Bir bardak su gördüğünüzde aklınıza ne geliyor? Bundan birkaç yıl öncesine kadar hepimiz için günlük su ihtiyacının sadece minik bir kısmı anlamına gelen bir bardak su, artık bütün dünya için çok daha fazla şey ifade ediyor. Hatta siz bu yazımı okurken, ben Afrika’da su yoksunu bir bölgede gıda ve su yardımı için bulunuyor olacağım.
Üzülerek söylüyorum ki, küresel bir su kriziyle karşı karşıyayız. Bu konuyla ilgili son zamanlarda çok daha fazla şey duyduğunuzun farkındayım ama bir kez daha konuşalım istedim.
Hepinizin bildiği gibi Güney Afrika’daki Cape Town, içme suyunun tükenmesiyle karşı karşıya kalan ilk kent. ‘Sıfır Günü’ yani ‘suyun tükendiği gün’ olarak 21 Nisan 2018 tarihini belirlemişlerdi. Bu tarih itibarıyla kentte içilebilir su kaynağı kalmayacaktı. Bunun üzerine Sıfır Günü uygulamasına geçildi ve halk 25 litre sınırını aşmamaya özen gösterdi. (25 litre Dünya Sağlık Örgütü’nün temel ihtiyaçların karşılanabilmesi için belirlediği alt limittir.) Su kullanımını azaltma ve israfı önleme gibi uygulamalarla ‘Sıfır Günü’, Cape Town için süresiz ertelendi. Fakat Cape Town bu konuda yalnız değil. Çünkü uzmanlar, aralarında İstanbul’un da bulunduğu 11 büyük kent hakkında su kıtlığı uyarısı yapıyor.
Bu konuda önlem almaz ve fedakârlık yapmazsak, Türkiye’nin 2030 yılında su sıkıntısı çeken bir ülke olacağı tahmin edilmektedir. Türkiye maalesef su zengini bir ülke değil ve artan nüfus, gelişen sanayi ve hızlı kentleşme sebebiyle, 10 yıl sonra su sıkıntısı çeken bir ülke olacağı tahmin ediliyor.
Şu an İstanbul’da kişi başına günlük su tüketimi 190 litre ve bu hızla su tüketmeye, daha doğrusu israf etmeye devam edersek, en iyi ihtimalle günde 25 litre su hakkımız kalacak...
İçmek, yıkanmak, temizlenmek, bulaşık, çamaşır yıkamak ve yemek yapmak için sadece 25 litre...
25 litre su ne demek? İlk bakışta çok gibi görünse de aslında günlük hayatımızda çok küçük bir nokta... Bakın;
- Duş almaya başladığınız ilk dakikada akan su,
- Diş fırçalarken iki dakika açık bıraktığınız musluktan akan su,
- Temizlik yaparken kullandığınız ortalama iki kova su,
- İki kere sifon çekmek,
- Sekiz kiloluk çamaşır makinesinin kullandığı suyun sadece yarısı...

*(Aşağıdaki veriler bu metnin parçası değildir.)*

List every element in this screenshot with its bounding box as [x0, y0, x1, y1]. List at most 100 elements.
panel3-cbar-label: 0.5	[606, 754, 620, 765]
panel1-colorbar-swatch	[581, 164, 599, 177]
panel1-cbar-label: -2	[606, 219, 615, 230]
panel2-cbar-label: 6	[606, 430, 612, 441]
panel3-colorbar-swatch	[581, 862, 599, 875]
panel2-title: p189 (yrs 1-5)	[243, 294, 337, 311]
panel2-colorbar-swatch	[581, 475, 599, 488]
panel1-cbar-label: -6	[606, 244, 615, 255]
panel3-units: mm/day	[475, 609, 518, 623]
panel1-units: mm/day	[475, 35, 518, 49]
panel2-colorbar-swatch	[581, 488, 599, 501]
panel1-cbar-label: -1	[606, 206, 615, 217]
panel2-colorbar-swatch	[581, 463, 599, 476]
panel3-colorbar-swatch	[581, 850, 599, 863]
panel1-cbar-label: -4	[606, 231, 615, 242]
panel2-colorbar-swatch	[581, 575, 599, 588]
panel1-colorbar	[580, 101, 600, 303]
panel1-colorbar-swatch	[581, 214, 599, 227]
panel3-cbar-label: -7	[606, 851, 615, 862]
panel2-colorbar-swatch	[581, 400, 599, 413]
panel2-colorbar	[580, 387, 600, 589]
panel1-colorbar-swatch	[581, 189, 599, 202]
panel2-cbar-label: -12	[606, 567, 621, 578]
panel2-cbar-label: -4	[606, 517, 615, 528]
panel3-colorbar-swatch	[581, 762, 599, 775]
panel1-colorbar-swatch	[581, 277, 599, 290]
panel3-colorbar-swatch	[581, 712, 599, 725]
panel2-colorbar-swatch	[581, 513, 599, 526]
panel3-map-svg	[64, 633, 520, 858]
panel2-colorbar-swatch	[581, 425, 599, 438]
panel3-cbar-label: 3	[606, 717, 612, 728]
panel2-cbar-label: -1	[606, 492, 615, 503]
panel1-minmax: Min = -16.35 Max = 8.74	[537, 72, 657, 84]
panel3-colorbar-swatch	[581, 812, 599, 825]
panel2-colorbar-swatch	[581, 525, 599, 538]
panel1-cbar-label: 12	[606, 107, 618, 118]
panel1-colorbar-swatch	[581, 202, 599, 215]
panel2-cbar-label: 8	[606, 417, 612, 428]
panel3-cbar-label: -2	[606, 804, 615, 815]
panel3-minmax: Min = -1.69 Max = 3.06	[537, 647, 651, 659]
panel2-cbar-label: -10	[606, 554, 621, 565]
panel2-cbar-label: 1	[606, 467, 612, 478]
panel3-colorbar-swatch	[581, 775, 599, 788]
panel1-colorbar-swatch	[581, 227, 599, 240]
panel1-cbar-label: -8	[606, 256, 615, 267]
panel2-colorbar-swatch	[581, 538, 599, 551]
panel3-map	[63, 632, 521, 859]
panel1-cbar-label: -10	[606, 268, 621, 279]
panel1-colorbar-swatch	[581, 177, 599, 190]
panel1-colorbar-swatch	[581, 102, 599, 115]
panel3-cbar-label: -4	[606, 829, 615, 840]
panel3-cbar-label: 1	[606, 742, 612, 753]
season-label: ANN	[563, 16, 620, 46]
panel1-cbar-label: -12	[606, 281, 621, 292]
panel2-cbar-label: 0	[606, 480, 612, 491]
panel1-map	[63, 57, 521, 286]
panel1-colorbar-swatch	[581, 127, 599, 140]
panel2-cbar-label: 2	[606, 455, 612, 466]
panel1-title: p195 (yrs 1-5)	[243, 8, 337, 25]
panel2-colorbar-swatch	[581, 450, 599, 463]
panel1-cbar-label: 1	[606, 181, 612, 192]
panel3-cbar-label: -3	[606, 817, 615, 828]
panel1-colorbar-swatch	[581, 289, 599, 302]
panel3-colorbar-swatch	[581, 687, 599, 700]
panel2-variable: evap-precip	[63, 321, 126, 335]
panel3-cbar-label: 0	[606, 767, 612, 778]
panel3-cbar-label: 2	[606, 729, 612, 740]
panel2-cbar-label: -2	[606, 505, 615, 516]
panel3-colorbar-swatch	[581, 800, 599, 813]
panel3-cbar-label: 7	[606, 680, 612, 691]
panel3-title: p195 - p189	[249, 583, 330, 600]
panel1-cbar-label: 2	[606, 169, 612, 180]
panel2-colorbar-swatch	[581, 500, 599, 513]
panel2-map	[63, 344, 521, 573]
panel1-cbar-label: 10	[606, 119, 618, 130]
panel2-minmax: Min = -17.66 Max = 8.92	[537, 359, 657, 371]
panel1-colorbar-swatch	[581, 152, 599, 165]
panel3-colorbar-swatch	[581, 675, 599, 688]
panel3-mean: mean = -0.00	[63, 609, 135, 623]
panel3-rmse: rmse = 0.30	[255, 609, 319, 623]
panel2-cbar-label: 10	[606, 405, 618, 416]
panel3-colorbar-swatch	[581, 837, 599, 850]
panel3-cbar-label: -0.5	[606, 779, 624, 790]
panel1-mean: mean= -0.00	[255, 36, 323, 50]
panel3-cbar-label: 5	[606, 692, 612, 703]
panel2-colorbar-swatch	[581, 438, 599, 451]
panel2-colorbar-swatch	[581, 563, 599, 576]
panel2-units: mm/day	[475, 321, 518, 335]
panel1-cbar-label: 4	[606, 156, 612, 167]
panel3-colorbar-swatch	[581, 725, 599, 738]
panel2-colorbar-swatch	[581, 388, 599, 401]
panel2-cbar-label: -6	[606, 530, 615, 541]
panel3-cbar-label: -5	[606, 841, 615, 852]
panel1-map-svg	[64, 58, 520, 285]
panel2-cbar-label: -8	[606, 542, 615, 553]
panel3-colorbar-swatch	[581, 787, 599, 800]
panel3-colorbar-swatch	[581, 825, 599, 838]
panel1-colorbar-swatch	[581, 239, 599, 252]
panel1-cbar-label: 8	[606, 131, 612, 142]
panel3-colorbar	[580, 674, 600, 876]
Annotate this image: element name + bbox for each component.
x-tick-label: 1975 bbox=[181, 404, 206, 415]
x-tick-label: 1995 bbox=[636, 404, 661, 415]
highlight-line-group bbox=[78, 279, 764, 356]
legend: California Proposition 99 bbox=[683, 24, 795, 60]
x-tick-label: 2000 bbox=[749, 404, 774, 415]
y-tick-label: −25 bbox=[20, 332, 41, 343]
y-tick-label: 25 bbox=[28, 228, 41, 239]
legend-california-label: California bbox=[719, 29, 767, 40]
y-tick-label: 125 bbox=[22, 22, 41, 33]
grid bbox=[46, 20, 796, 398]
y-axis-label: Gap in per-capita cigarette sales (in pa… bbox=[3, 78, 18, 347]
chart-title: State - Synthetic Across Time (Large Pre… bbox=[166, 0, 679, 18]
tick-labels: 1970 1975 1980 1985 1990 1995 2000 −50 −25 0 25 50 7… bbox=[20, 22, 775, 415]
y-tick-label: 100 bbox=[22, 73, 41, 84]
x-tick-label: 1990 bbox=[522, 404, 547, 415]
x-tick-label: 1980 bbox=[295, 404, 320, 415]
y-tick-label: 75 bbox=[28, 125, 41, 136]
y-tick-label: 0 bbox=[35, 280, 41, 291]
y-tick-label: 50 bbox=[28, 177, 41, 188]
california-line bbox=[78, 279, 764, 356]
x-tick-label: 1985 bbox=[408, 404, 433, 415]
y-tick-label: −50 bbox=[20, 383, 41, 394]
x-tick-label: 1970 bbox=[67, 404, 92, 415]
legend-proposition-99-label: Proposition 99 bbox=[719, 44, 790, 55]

Kısacası bu konuda durumun ciddiyetinin farkına varıp, bugün önlem almamız gerekiyor.
Yoksa yarın çok geç olacak.
Su ayak izi nedir?
Su ayak izi bu konuda önemli kavramlardan biri... Ben de Türk Hijyen ve Deneysel Biyoloji Dergisi’nde okuduğum, Türkiye’nin Su Ayak İzi Değerlendirmesi makalesinden bazı bilgileri sizlerle paylaşmak istedim.
Su ayak izi kavramı, ilk olarak Hollanda’daki Twente Üniversitesi ile Su Ayak İzi Ağı (Water Footprint Network-WFN) tarafından geliştirilmiştir. Su ayak izi; ham maddenin işlenmesinden, doğrudan operasyonlara ve tüketicinin ürünü kullanmasına kadar geçen tüm süreci kapsar.
Su ayak izini aslında bir ürünün veya hizmetin üretilmesi için gereken tatlı su miktarının tedarik zinciri boyunca ölçümü olarak da düşünebilirsiniz. Yani hesaplanmasında o ürün için kullanılan doğrudan ve dolaylı su kullanımını dikkate alır.
Su ayak izi, birim zamanda harcanan (buharlaşma dahil) ve/veya kirletilen su miktarıyla ölçülür. Mavi, yeşil ve gri su ayak izi; su ayak izinde su kullanımını ve kalitesini temsil eden üç bileşendir.
Mavi Su Ayak İzi, bir malı üretmek için ihtiyaç duyulan yüzey ve yeraltı tatlı su kaynaklarının toplam hacmi için kullanılır ve geleneksel olarak tatlı su denildiğinde akla gelen su kaynaklarıdır.
Yeşil Su Ayak İzi, bir malın üretiminde kullanılan toplam yağmur suyudur. Ancak, yeşil su ayak izinde sözü edilen yağmur suyu kaybolmaz ya da yeraltı sularına karışmaz; toprakta ya da bir süre için toprak üzerinde saklanır. Yağış miktarı, yeşil su arzını ve talebini etkilediği için, bir bölgenin yeşil su gereksinimi değerlendirilirken iklim değişikliği ve değişkenliği göz önünde bulundurulmalıdır.
Gri Su Ayak İzi, kirliliğe yönelik göstergedir. Su kalitesi standartlarına dayalı olarak, kirlilik yükünün bertaraf edilmesi ya da azaltılması için kullanılan tatlı su miktarını ifade eder.
Bu nedenle, gri su kavramı nüfus ve endüstriyel büyümeyle ilişkili olarak ele alınır.
Sebze ve etin maaliyeti...
Besinlerin su ayak izi de bu noktada çok önemli. Sebze ve etin doğaya maliyeti aynı değil. Her zaman tükettiğimiz besinler bakın bizler için su olarak ne ifade ediyor;
- Bir kilo çay, ortalama 35 litre
- Bir portakal, ortalama 60 litre
- Bir elma, ortalama 85 litre
- Bir dilim ekmek, 47 litre
- Bir fincan kahve, ortalama 160 litre su demek.
Hayvansal kaynaklı besinlerin su maliyetiyse çok daha yüksek.
Örneğin, bir yumurta için ortalama 600 litre su harcanıyorken, 150 gram biftek için gereken suysa, ortalama 2 bin 500 litre.